Tuesday, October 4, 2022

Gov. Diri warns cultural terrorism threatening Ijaws’ language, identity

“We are suffering from what is called environmental terrorism, mainly caused by the oil companies. But there is another terrorism that is threatening us is cultural terrorism.”

• August 14, 2022
Bayelsa State governor, Douye Diri
Bayelsa State governor, Douye Diri

The Bayelsa government has called on community leaders in the state to take deliberate steps to preserve their cultural values to fight moral decadence in society.

Governor Douye Diri made the call at the Onopa community while speaking as guest of honour at this year’s Uge-Adiafa (Yam) Festival of the Atissa people in the Yenagoa local government area.

Mr Diri, represented by Deputy Governor Ewhrudjakpo, expressed concern that the rich cultural heritage, including the language of the Ijaw, was threatened by western values and alien practices.

According to the governor, most of the dialects in the Ijaw land will be extinct if deliberate steps are not taken to safeguard them. He warned that when people lost their indigenous language, their culture and identity would also be lost.

He noted that although festivals constituted an expression of culture, the erosion of language could eventually lead to the extinction of the culture in the long run.

Mr Diri reminded parents and elders about their social and moral obligation to tell their children to be of good character and behaviour and that a culture without respect for elders is no culture at all.

“As a people, we are suffering from what is called environmental terrorism mainly caused by the oil companies. But there is another terrorism that is threatening us is, cultural terrorism. We must know and realise that it is being threatened every day by westernisation. When people lose their culture, they lose their identity. When they lose their language, they have lost their identity,” the Bayelsa governor explained.
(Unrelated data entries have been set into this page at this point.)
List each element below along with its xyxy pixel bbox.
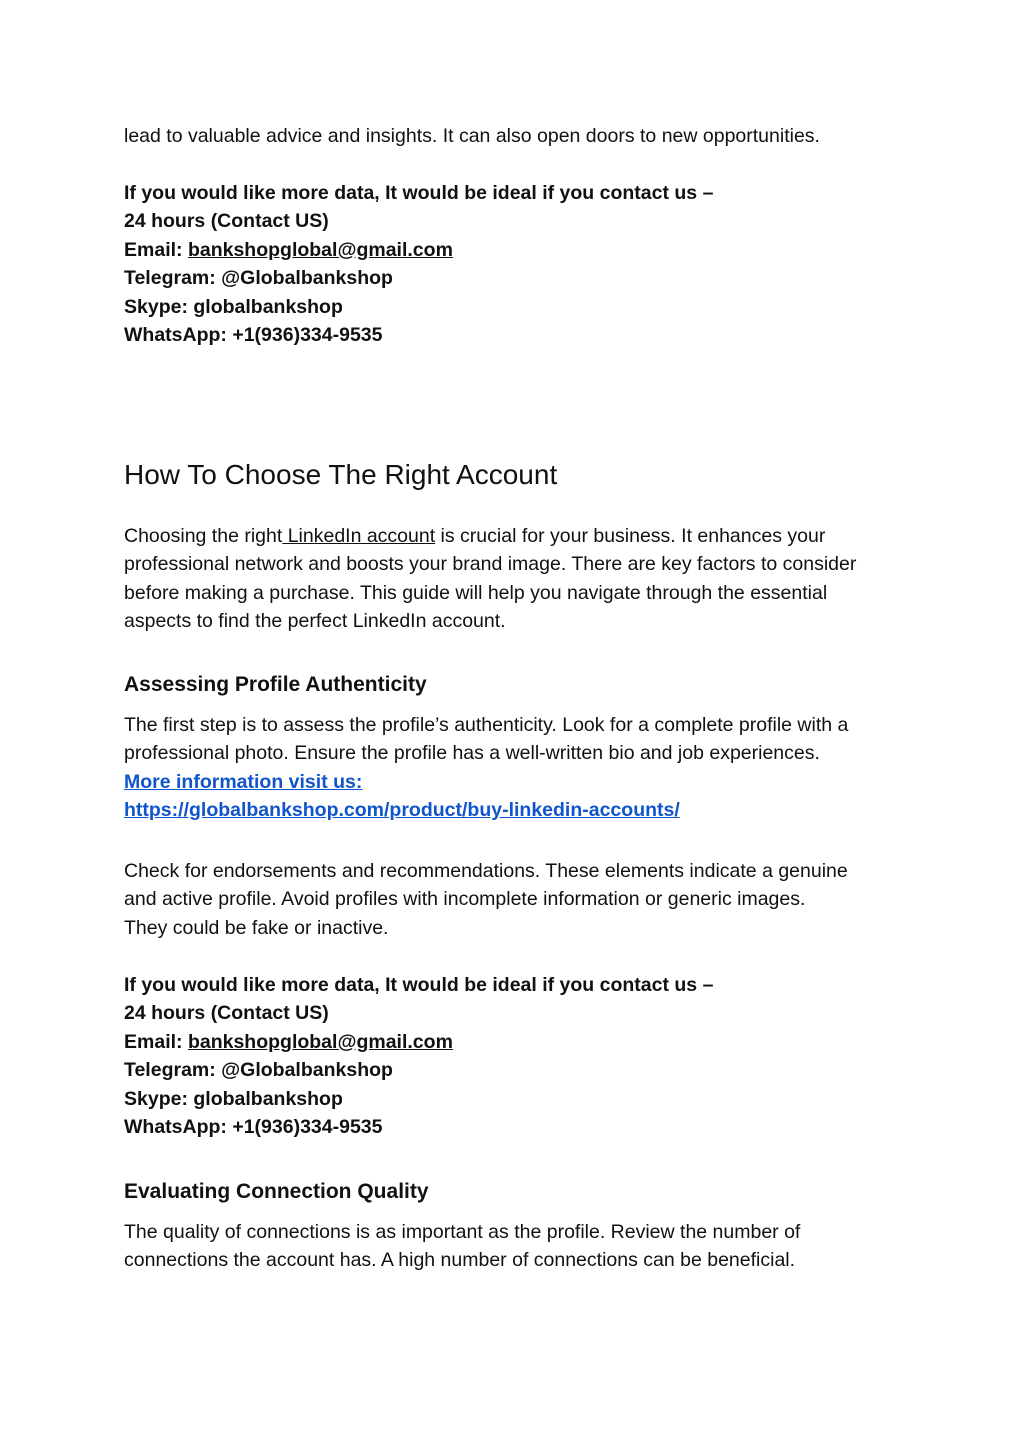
linkedin-account-link[interactable]: LinkedIn account bbox=[282, 525, 436, 547]
choose-text-after-link: is crucial for your business. It enhances your bbox=[435, 525, 826, 547]
choose-line-4: aspects to find the perfect LinkedIn account. bbox=[124, 610, 506, 633]
authenticity-line-2: professional photo. Ensure the profile has a well-written bio and job experiences. bbox=[124, 742, 820, 765]
contact-block-2 bbox=[124, 971, 914, 1141]
contact-whatsapp: WhatsApp: +1(936)334-9535 bbox=[124, 324, 383, 347]
choose-line-1 bbox=[124, 522, 914, 550]
more-info-link[interactable]: More information visit us: bbox=[124, 770, 363, 793]
choose-text-before-link: Choosing the right bbox=[124, 525, 283, 547]
connections-line-1: The quality of connections is as important as the profile. Review the number of bbox=[124, 1221, 801, 1243]
section-choose-heading-wrap bbox=[124, 457, 914, 493]
authenticity-line-1: The first step is to assess the profile’s authenticity. Look for a complete profile with a bbox=[124, 714, 849, 736]
contact-hours: 24 hours (Contact US) bbox=[124, 1002, 329, 1025]
contact-skype: Skype: globalbankshop bbox=[124, 295, 343, 318]
section-connections-heading-wrap bbox=[124, 1177, 914, 1207]
contact-telegram: Telegram: @Globalbankshop bbox=[124, 267, 393, 290]
connections-line-2: connections the account has. A high number of connections can be beneficial. bbox=[124, 1249, 796, 1272]
contact-skype: Skype: globalbankshop bbox=[124, 1087, 343, 1110]
contact-whatsapp: WhatsApp: +1(936)334-9535 bbox=[124, 1116, 383, 1139]
section-choose-paragraph bbox=[124, 522, 914, 636]
contact-hours: 24 hours (Contact US) bbox=[124, 210, 329, 233]
intro-line: lead to valuable advice and insights. It can also open doors to new opportunities. bbox=[124, 125, 820, 147]
endorsement-line-2: and active profile. Avoid profiles with incomplete information or generic images. bbox=[124, 888, 806, 911]
section-authenticity-heading-wrap bbox=[124, 670, 914, 700]
subsection-heading: Evaluating Connection Quality bbox=[124, 1180, 429, 1203]
subsection-heading: Assessing Profile Authenticity bbox=[124, 673, 427, 696]
email-label: Email: bbox=[124, 1030, 188, 1053]
section-heading: How To Choose The Right Account bbox=[124, 459, 558, 490]
email-link[interactable]: bankshopglobal@gmail.com bbox=[187, 238, 453, 261]
intro-paragraph bbox=[124, 122, 914, 150]
product-url-link[interactable]: https://globalbankshop.com/product/buy-linkedin-accounts/ bbox=[124, 799, 680, 822]
email-link[interactable]: bankshopglobal@gmail.com bbox=[187, 1030, 453, 1053]
choose-line-2: professional network and boosts your brand image. There are key factors to consider bbox=[124, 553, 857, 576]
contact-email-row bbox=[124, 236, 914, 264]
contact-email-row bbox=[124, 1028, 914, 1056]
contact-telegram: Telegram: @Globalbankshop bbox=[124, 1059, 393, 1082]
authenticity-paragraph-1 bbox=[124, 711, 914, 825]
authenticity-paragraph-2 bbox=[124, 857, 914, 942]
contact-lead: If you would like more data, It would be ideal if you contact us – bbox=[124, 182, 714, 204]
choose-line-3: before making a purchase. This guide will help you navigate through the essential bbox=[124, 581, 828, 604]
contact-lead: If you would like more data, It would be ideal if you contact us – bbox=[124, 974, 714, 996]
contact-block-1 bbox=[124, 179, 914, 349]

He added, “The Ijaw nation, which also consists of the Epie and Atissa kingdoms, should know that we are on the verge of losing our language. So, I want to use this opportunity to call on all of us parents to teach our children our language. Let me also urge our youths to learn how to respect. They must know the boundary between illegality and morality.”

The governor stressed that “a culture without respect is no culture.”